3D Printed Rigid Heddle Loom

I made a loom, and wove a scarf!

3D printed rigid heddle loom

I’ve always love the prettiness and feel of fancy dyed yarns, but have never been too tempted to dive down that rabbit hole since I really don’t enjoy knitting or crocheting. Recently I’ve been seeing weaving pop up around instagram (check out @jaceynotjc), and then talked to someone about it at Maker Faire in New York City last month, and I think I might be jumping on the yarn bandwagon.

Rigid Heddle Loom Scarf

I found a few 3D printed loom designs around the internet, and decided to go with this one from thingiverse. It’s not exactly what I think I’m looking for, but it seems to work well and now I actually have an idea of how rigid heddle looms work. It includes an 8 dent reed, which can be put together in 4″ sections (the design images include 4, which is what I chose to use, for a 16″ heddle). It took about $40 in supplies (about $20 of filament for the 3D printed parts and $20 in the wooden dowels and screws to hold everything together). The thingiverse info for this print doesn’t have much information for construction, but it’s relatively straight forward from the photos shown.
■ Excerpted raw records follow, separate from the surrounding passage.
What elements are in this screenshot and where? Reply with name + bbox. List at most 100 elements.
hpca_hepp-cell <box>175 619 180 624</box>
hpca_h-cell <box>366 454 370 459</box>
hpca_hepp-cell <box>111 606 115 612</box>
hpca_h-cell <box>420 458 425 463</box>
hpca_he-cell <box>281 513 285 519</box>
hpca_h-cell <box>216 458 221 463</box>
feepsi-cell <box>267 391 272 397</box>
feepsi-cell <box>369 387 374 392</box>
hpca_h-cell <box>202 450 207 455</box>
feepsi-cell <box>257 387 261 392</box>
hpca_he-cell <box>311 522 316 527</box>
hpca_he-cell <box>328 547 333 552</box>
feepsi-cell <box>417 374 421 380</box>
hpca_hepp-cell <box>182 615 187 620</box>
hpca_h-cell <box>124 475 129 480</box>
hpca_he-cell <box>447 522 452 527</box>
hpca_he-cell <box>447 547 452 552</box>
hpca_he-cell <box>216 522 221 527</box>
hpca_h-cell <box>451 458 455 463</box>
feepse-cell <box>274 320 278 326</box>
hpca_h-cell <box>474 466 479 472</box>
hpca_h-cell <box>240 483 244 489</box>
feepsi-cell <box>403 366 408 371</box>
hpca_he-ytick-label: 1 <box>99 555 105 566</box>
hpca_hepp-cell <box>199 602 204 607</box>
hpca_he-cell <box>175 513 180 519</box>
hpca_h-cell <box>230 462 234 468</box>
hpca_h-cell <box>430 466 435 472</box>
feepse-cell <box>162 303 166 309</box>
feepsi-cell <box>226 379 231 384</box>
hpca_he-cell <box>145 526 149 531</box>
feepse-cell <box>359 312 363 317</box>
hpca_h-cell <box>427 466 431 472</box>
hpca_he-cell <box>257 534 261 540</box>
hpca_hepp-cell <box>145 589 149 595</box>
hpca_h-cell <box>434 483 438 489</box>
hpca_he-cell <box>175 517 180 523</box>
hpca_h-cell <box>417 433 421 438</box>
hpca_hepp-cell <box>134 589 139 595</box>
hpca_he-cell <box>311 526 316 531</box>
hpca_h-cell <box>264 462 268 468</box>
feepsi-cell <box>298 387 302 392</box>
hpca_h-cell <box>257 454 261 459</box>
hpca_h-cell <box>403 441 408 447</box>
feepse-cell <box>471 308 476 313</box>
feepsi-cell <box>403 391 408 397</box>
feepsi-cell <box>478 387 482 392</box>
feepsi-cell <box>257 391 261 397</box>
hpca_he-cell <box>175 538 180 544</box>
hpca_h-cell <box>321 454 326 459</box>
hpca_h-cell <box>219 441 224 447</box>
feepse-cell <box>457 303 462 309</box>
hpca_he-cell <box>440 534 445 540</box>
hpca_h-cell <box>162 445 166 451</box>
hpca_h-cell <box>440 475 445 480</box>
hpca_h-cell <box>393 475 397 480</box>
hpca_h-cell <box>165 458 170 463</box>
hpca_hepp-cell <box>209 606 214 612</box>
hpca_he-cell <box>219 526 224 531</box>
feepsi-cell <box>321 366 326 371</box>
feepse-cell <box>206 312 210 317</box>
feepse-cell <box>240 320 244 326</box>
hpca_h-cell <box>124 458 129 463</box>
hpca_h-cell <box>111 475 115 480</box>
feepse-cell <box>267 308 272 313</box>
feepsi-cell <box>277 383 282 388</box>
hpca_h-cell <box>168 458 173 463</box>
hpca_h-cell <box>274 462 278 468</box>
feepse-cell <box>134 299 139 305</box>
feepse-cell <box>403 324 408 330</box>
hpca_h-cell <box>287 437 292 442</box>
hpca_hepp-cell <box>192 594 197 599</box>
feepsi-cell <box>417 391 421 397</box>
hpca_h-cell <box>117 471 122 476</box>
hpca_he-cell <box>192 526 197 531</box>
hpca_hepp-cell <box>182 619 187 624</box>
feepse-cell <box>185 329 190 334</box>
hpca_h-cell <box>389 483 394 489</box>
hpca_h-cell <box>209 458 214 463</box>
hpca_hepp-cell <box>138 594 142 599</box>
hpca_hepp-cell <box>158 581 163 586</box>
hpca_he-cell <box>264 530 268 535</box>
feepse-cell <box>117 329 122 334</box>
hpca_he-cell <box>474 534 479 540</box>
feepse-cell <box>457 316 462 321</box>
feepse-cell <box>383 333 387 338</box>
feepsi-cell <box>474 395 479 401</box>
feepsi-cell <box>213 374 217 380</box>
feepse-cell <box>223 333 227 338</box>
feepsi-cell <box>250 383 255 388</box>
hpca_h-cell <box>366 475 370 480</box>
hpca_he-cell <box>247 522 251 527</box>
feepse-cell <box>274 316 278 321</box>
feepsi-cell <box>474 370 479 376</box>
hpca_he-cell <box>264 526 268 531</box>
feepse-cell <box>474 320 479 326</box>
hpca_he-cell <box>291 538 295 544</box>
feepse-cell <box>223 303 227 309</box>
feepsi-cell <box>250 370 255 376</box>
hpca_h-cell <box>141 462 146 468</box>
If you want to build one from this file, the most useful info I have would be my dowel rod cutting dimensions. The design is somewhat modular so there is a degree of flexibility, but this is what I used: long dowels were cut to 26″ (7/8″ rods), the dowels for winding the front and end edges of the warp were 16 7/8″ (also 7/8″ rods), the two dowels through the heddle were 16″ and 16 1/2″ (7/16″ rods), and the tension dowels were 18 1/8″ (1/2″ rods). You also need short bits of 7/8″ rods to connect the winding rods to the braces. If I’d known how long they would be in advance and planned more efficiently, I could have gotten away with (3) 8′ lengths of 7/8″ dowel rods, (1) 8′ length of 1/2″ dowel rod, and (1) 8′ length of 7/16″ dowels. You also need about 60 of the #6 x 1/2″ wood screws.

3D printed loom

I printed everything with 3 perimeters, 2 solid layers on top and bottom, and 30% triangular infull. I had no problems with these settings in terms of tension or strength during warping or weaving. My printer is set up such that I get quite good dimensional accuracy. but I had a really tough time getting the dowels through my printed parts, and the pins for the brakes were never going to fit in their holes so I slimmed down the posts in blender. My opinion after having a chance to play with it are that many of the support structures would be just as easy, and much quicker, to create by drilling holes through wood than by printing them. I’m hoping to find time to work out a design somewhere between this one and some others I’ve seen online that comes together a little more easily and for less money – but need to find a chunk of time to work on it.

Woven Scarf

As far as the scarf, I used some basic yarn from a big box craft store and sort of just warped up what seemed like a reasonable amount – the finished scarf is 12″ x 48″. I used this video for instructions on how to warp, and ended up 3D printing a little hook shape that I drew up (something like a flat crochet hook) for pulling the yarn through the reeds. I used one of the extra dowel pieces and some scrap wood with a hole drilled in it as a warping post. I made shuttles out of cut up cereal boxes, but will probably get around to printing some sturdier ones before my next scarf. The scarf itself came together remarkably quickly – I made it in a day, during which I had plenty of other errands – so probably only about 4-6 hours of weaving (which is faster than I think I could ever knit anything!)

Wool Spinning

At Maker Faire, I also was taught how to spin yarn and sent home with my own spindle and chunk of roving, so now I’ve got that to play with as well. Maybe at some point I’ll get enough spun and plyed that I can make weave with my own yarn!